Here’s a question for Mat Staver, head of Liberty Counsel - what do you and your organization have to hide?
Liberty Counsel is a Religious Right legal group operating from Jerry Falwell Jr.’s Liberty University. It does things like argue that the Ten Commandments should be displayed in public buildings, that all abortions should be illegal and that marriage equality should be denied to gay couples.
The rhetoric is often shrill, partisan and breathtakingly wrong-headed. Staver once said Americans United is “out to literally destroy America; they’re out to erase our religious heritage and religious symbols from every area of life.” In a recent fund-raising pitch, he said the Obama administration’s inclusion of birth control as part of health care reform is “one of the most disrespectful, ‘in your face’ dictates ever inflicted upon the American people.”
But one of Staver’s most dubious claims is that Liberty Counsel is a “church auxiliary.” That means the organization is tax-exempt under Section 501(c)(3) of the tax code and doesn’t have to file a Form 990 that gives information on its activities. As a result, the public doesn’t know how much money Liberty Counsel takes in or how that money is spent.

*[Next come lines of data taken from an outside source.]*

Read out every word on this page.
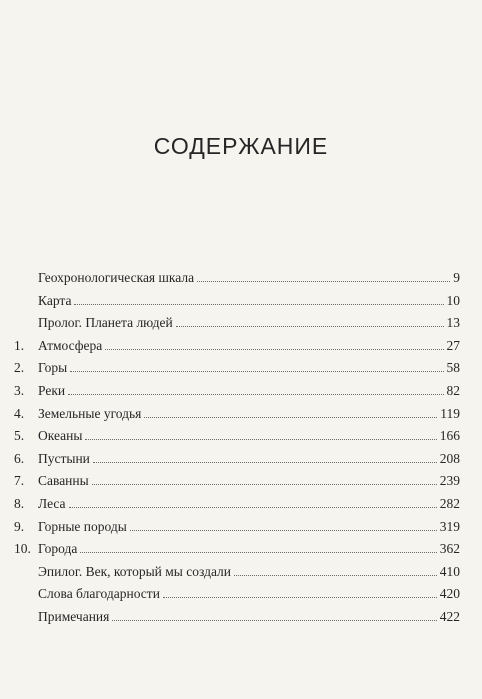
СОДЕРЖАНИЕ
Геохронологическая шкала	9
Карта	10
Пролог. Планета людей	13
1.	Атмосфера	27
2.	Горы	58
3.	Реки	82
4.	Земельные угодья	119
5.	Океаны	166
6.	Пустыни	208
7.	Саванны	239
8.	Леса	282
9.	Горные породы	319
10. Города	362
Эпилог. Век, который мы создали	410
Слова благодарности	420
Примечания	422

To even the most casual observer, Liberty Counsel isn’t a church or a church auxiliary. In its own words on its website, Liberty Counsel “is an international nonprofit litigation, education, and policy organization dedicated to advancing religious freedom, the sanctity of life, and the family since 1989, by providing pro bono assistance and representation on these and related topics.”
That doesn’t sound like any church organization I know. If you cut through the rhetorical fog, it means Liberty Counsel is just another garden-variety Religious Right legal organization doing its best to undermine church-state separation.
Staver, who serves as dean of the Liberty University Law School, told The Roanoke Times that his group’s tax status is no different from the Salvation Army, but that’s baloney. The Salvation Army is actually a Christian denomination.
A recent profile of Staver in the Times noted that his organization has about 35 employees and offices in Lynchburg, Va., Orlando, Fla., and Washington, D.C. The organization also claims hundreds of volunteers who provide legal and other services. Again, this doesn’t sound much like a church.